Pick those inputs that are nonhamiltonian and have max degree <= 3.infile is the name of the input file in graph6/sparse6 format (default: stdin)

outfile is the name of the output file in the same format (default: stdout)

The output file will have a header >>graph6<< or >>sparse6<< if the input file does.

## Options

- -#
- A parameter useful for tuning (default 100)
**-v**- Report nonhamiltonian graphs and noncubic graphs
**-V**- .. in addition give a cycle for the hamiltonian ones
**-n**#-#- If the two numbers are v and i, then the i-th edge out of vertex v is required to be not in the cycle. It must be that i=1..3 and v=0..n-1.
**-y**#-#- If the two numbers are v and i, then the i-th edge out of vertex v is required to be in the cycle.
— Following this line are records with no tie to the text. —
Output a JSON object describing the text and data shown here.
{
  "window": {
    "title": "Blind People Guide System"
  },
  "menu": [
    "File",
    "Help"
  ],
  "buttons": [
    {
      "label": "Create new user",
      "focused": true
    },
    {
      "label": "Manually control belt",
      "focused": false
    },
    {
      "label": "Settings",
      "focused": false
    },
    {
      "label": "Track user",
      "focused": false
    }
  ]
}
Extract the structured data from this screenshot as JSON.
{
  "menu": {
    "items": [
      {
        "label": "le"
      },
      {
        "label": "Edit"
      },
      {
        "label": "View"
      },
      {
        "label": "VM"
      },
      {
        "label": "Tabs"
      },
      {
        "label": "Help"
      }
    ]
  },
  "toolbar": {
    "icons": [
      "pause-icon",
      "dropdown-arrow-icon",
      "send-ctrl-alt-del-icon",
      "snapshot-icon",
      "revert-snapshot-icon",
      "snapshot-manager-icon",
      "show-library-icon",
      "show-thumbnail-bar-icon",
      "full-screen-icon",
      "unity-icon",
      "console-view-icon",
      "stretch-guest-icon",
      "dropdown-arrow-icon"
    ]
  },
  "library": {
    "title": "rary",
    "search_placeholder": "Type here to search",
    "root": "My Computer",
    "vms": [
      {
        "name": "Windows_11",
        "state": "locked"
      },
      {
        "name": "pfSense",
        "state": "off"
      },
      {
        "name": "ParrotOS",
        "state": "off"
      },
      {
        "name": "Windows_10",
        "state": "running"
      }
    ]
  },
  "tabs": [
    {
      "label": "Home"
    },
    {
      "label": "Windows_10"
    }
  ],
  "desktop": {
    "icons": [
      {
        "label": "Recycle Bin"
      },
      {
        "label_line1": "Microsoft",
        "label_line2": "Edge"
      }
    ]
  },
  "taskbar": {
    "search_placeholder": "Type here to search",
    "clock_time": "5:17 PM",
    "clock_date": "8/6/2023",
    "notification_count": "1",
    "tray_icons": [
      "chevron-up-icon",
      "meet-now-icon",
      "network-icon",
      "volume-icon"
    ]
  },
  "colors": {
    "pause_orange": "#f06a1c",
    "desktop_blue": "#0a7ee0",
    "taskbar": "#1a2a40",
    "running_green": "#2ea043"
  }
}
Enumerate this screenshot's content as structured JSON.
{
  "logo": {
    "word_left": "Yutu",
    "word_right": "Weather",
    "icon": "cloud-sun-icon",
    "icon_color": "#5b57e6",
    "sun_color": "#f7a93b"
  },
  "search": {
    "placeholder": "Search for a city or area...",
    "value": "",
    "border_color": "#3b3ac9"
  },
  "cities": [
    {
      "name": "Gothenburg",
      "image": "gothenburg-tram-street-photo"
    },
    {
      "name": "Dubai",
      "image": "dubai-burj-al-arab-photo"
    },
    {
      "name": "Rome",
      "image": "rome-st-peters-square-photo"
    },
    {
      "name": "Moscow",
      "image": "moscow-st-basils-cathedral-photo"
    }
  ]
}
It must be that i=1..3 and v=0..n-1. You can use any number of
**-n**/-y switches to force edges. Out of range first arguments are ignored. If**-y**and**-n**give same edge,**-y**wins. **-i**- Test + property: for each edge e, there is a hamiltonian cycle using e.
**-I**- Test ++ property: for each pair of edges e,e', there is a hamiltonian cycle which uses both e and e'.
**-o**- Test - property: for each edge e, there is a hamiltonian cycle avoiding e.
**-x**- Test +- property: for each pair of edges e,e', there is a hamiltonian cycle which uses e but avoids e'.
**-e**- Test 3/4 property: for each edge e, at least 3 of the 4 paths of length 3 passing through e lie on hamiltonian cycles.
**-E**- Test 3/4+ property: for each edge e failing the 3/4 property, all three ways of joining e to the rest of the graph are hamiltonian avoiding e.
**-T**#- Specify a timeout, being a limit on how many search tree nodes are made. If the timeout occurs, the graph is written to the output as if it is nonhamiltonian.
**-R**#- Specify the number of repeat attempts for each stage.
**-F**- Analyze covering paths from 2 or 4 vertices of degree 2.
**-b**- Require biconnectivity
**-t**- Require triconnectivity (note: quadratic algorithm)

### Comments

**-y**, **-n**, -#, **-R** and **-T** are ignored for **-i**, **-I**, **-x**, **-o**, **-e**, **-E**, **-F**